19.08.2021 - 17:14 Uhr
Weiden in der OberpfalzOberpfalz

Ortskräfte aus Afghanistan einfach im Stich gelassen

Die Bundesregierung hat zu lange gezögert. Die Reaktion kommt zu spät. Deutschland hat etliche Ortskräfte einfach im Stich gelassen. Ein Kommentar von Wiebke Elges.

Hunderte von Menschen versammeln sich in der Nähe eines C-17-Transportflugzeugs der US-Luftwaffe an einer Absperrung des internationalen Flughafens. Afghanen, die vor den Taliban fliehen wollten, rannten auf das Flugfeld, um in Sicherheit gebracht zu werden.
von Wiebke Elges Kontakt Profil
Kommentar

20 Jahre Afghanistan. 20 Jahre Ausbildung. 20 Jahre Kampf und Tod. 20 Jahre treue Helfer ausgenutzt und einfach fallen gelassen. Ali aus Weiden hat Glück gehabt. Er hat sich rechtzeitig gemeldet und die Bundeswehr hat ihn gerettet. Das Glück haben aber nicht alle. Sollte es bei der Rettung von Menschenleben überhaupt um Glück gehen? Sollte Deutschland seinen treuen Helfern nicht die gegenseitige Treue zeigen? Der traurige Satz von Norbert Röttgen „Man kann nur beten, dass alle gerettet werden“, ist ein Armutszeugnis für Deutschland. Viele der Ortskräfte haben ihre gesamte Hoffnung in die Hände der deutschen Politiker gelegt. Jahrelang gaben sie ihr Leben für Deutschland. Das sogenannte „Safehouse“, in dem die afghanischen Ortskräfte sicher sein sollten, haben die Deutschen einfach aufgegeben. Es gebe keine Hoffnung mehr für sie. So müssen Dolmetscher, Köche und andere Helfer selbst sehen, wo sie bleiben. Für afghanische Ortskräfte, Frauen und Menschenrechtler geht es jetzt ums Überleben.

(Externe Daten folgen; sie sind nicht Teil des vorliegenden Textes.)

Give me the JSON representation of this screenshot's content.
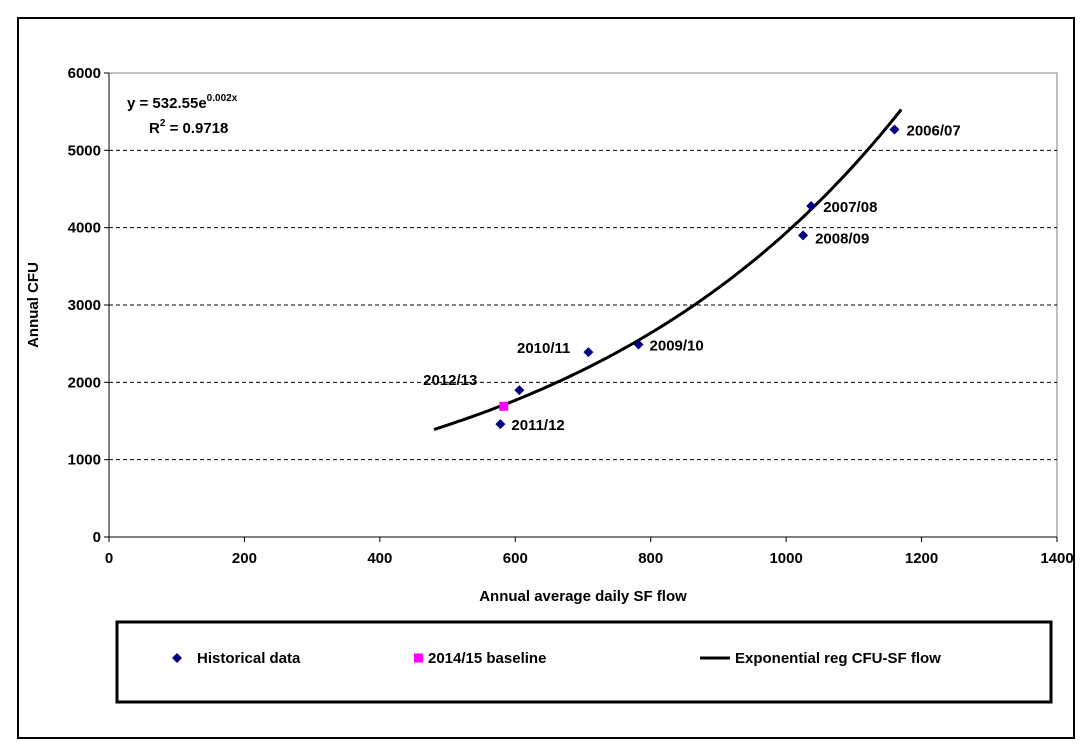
{
  "chart_data": {
    "type": "scatter",
    "title": "",
    "xlabel": "Annual average daily SF flow",
    "ylabel": "Annual CFU",
    "xlim": [
      0,
      1400
    ],
    "ylim": [
      0,
      6000
    ],
    "x_ticks": [
      "0",
      "200",
      "400",
      "600",
      "800",
      "1000",
      "1200",
      "1400"
    ],
    "y_ticks": [
      "0",
      "1000",
      "2000",
      "3000",
      "4000",
      "5000",
      "6000"
    ],
    "grid": "horizontal dashed",
    "series": [
      {
        "name": "Historical data",
        "marker": "diamond",
        "color": "#000080",
        "points": [
          {
            "x": 1160,
            "y": 5270,
            "label": "2006/07"
          },
          {
            "x": 1037,
            "y": 4280,
            "label": "2007/08"
          },
          {
            "x": 1025,
            "y": 3900,
            "label": "2008/09"
          },
          {
            "x": 782,
            "y": 2490,
            "label": "2009/10"
          },
          {
            "x": 708,
            "y": 2390,
            "label": "2010/11"
          },
          {
            "x": 578,
            "y": 1460,
            "label": "2011/12"
          },
          {
            "x": 606,
            "y": 1900,
            "label": "2012/13"
          }
        ]
      },
      {
        "name": "2014/15 baseline",
        "marker": "square",
        "color": "#ff00ff",
        "points": [
          {
            "x": 583,
            "y": 1690,
            "label": ""
          }
        ]
      },
      {
        "name": "Exponential reg CFU-SF flow",
        "type": "line",
        "color": "#000000",
        "equation": {
          "a": 532.55,
          "b": 0.002
        },
        "x_range": [
          480,
          1170
        ]
      }
    ],
    "annotations": {
      "equation_main": "y = 532.55e",
      "equation_exp": "0.002x",
      "r2_prefix": "R",
      "r2_sup": "2",
      "r2_value": " = 0.9718"
    },
    "legend": "bottom"
  }
}
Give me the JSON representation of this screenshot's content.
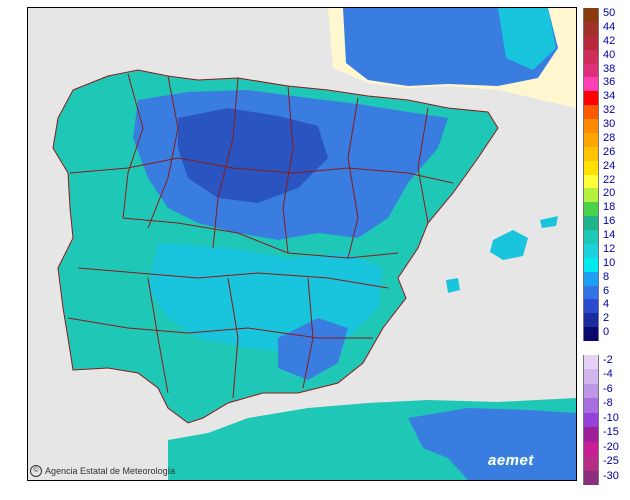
{
  "map": {
    "credit_text": "Agencia Estatal de Meteorología",
    "logo_text": "aemet",
    "colors": {
      "sea": "#e6e6e6",
      "france_land": "#fff7d0",
      "cold_blue": "#3a7de0",
      "mid_blue": "#2a55c0",
      "cyan": "#19c5dd",
      "teal": "#1fc7b6",
      "boundary": "#8b1a1a"
    }
  },
  "legend": {
    "positive": [
      {
        "label": "50",
        "color": "#8b3a0e"
      },
      {
        "label": "44",
        "color": "#a0322a"
      },
      {
        "label": "42",
        "color": "#b8293c"
      },
      {
        "label": "40",
        "color": "#cf2d5a"
      },
      {
        "label": "38",
        "color": "#e02f7a"
      },
      {
        "label": "36",
        "color": "#ff3fb4"
      },
      {
        "label": "34",
        "color": "#ff0000"
      },
      {
        "label": "32",
        "color": "#ff5a00"
      },
      {
        "label": "30",
        "color": "#ff8a00"
      },
      {
        "label": "28",
        "color": "#ffa500"
      },
      {
        "label": "26",
        "color": "#ffc400"
      },
      {
        "label": "24",
        "color": "#ffe000"
      },
      {
        "label": "22",
        "color": "#ffff3c"
      },
      {
        "label": "20",
        "color": "#b4f03c"
      },
      {
        "label": "18",
        "color": "#4ad24a"
      },
      {
        "label": "16",
        "color": "#1fb48c"
      },
      {
        "label": "14",
        "color": "#1fc7b6"
      },
      {
        "label": "12",
        "color": "#19d2dc"
      },
      {
        "label": "10",
        "color": "#00ebf0"
      },
      {
        "label": "8",
        "color": "#1ea0f0"
      },
      {
        "label": "6",
        "color": "#3273e6"
      },
      {
        "label": "4",
        "color": "#2a4bcf"
      },
      {
        "label": "2",
        "color": "#1a2d9f"
      },
      {
        "label": "0",
        "color": "#0a0a6e"
      }
    ],
    "negative": [
      {
        "label": "-2",
        "color": "#e6d2f5"
      },
      {
        "label": "-4",
        "color": "#d2b4ee"
      },
      {
        "label": "-6",
        "color": "#be96e6"
      },
      {
        "label": "-8",
        "color": "#a86ee0"
      },
      {
        "label": "-10",
        "color": "#9640dc"
      },
      {
        "label": "-15",
        "color": "#a0209b"
      },
      {
        "label": "-20",
        "color": "#c81e96"
      },
      {
        "label": "-25",
        "color": "#b42d87"
      },
      {
        "label": "-30",
        "color": "#8c2d7d"
      }
    ]
  }
}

Anstatt Menschenleben zu retten, denken die Politiker allerdings nur daran, ihre eigene Karriere zu retten. Schließlich steht die Bundestagswahl vor der Tür und ein zweites 2015 dürfe sich nicht wiederholen. Die Botschaft in Kabul warnte bereits vor Wochen, dass die Ortskräfte in Gefahr schweben. Ohne Erfolg. Der Westen hat zu lange mit der Evakuierung gewartet. Erst auf den letzten Drücker wurde die deutsche Botschaft in Kabul geräumt. Alle deutschen Mitarbeiter bekommen einen Flug – etliche afghanische Kräfte müssen noch hoffen. Erst wollte Deutschland in Afghanistan helfen, jetzt kann es nicht mal seine eigenen Verbündeten retten. Ein Versagen auf ganzer Linie.